At the first level, ICTi has already accumulated 21 patent applications – the goal is to reach a range of 40 to 50 by the end of 2026. And, in April, when it completed one year, it had its first patent granted. To give an idea of the achievement, until then, Itaú had only two patent grants in 102 years of operation.
The patent that inaugurated this new phase involves the Biaser, which identifies implicit biases and creates guardrails in recommendation systems and artificial intelligence models. It originated from the Itaú Intelligence project, a proprietary generative AI platform launched at the end of 2024.
“We started to see that the models, which are trained with public data, had several biases that were not aligned with our vision. Of race, gender, region,” says Mazzei. “Today, our generative AI is in different areas, impacting millions of customers. And this solution is already embedded in all of them.”
Launched in mid-2025, one of these offerings is Itaú Investment Intelligence, an investment agent based on generative AI. This helps illustrate another line of research that, alongside this technology, now accounts for about 90% of ICTi's research: quantum computing.
To enable more scalable and accessible investment advisory services, ICTi created a model inspired by quantum algorithms that, when faced with the challenge of matching a portfolio of thousands of assets with the profiles of millions of clients, requires less computing power.

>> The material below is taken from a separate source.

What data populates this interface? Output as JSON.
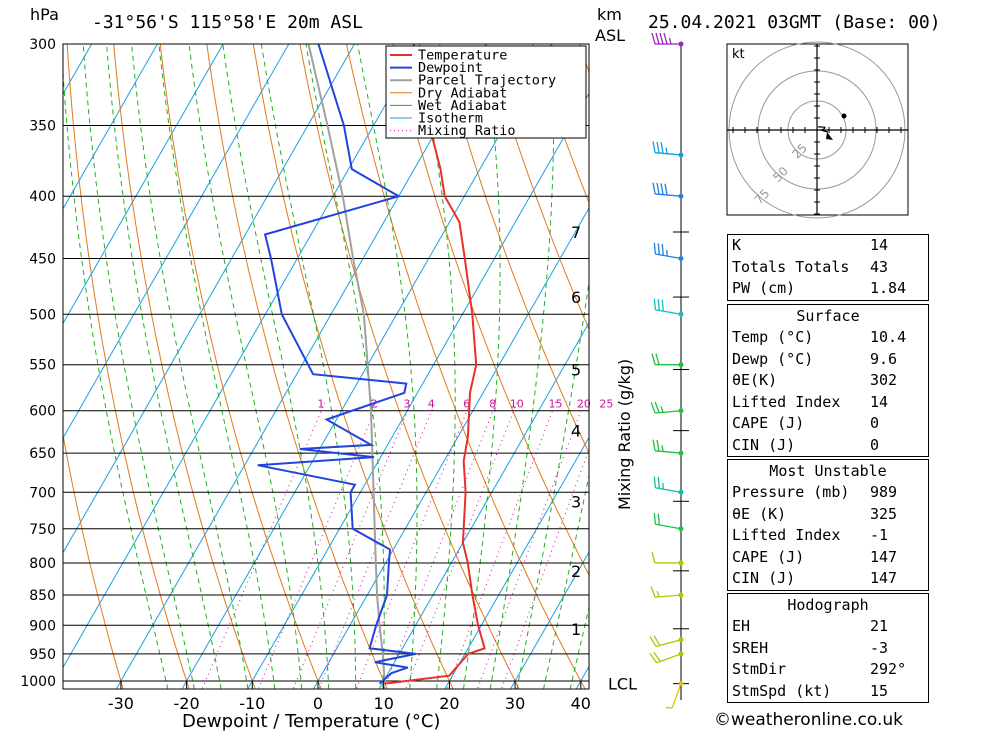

“Before, we had customer clusters and we would create a recommended portfolio for those profiles,” explains Mazzei. “Now, we look at each item in a universe of thousands of products and recommend a portfolio that is effectively personalized for each customer.”
He highlights another point beyond this path to hyper-personalization. "Today, we can do this process in one and a half to two seconds per customer," he says. "What used to take us hours to do for a cluster."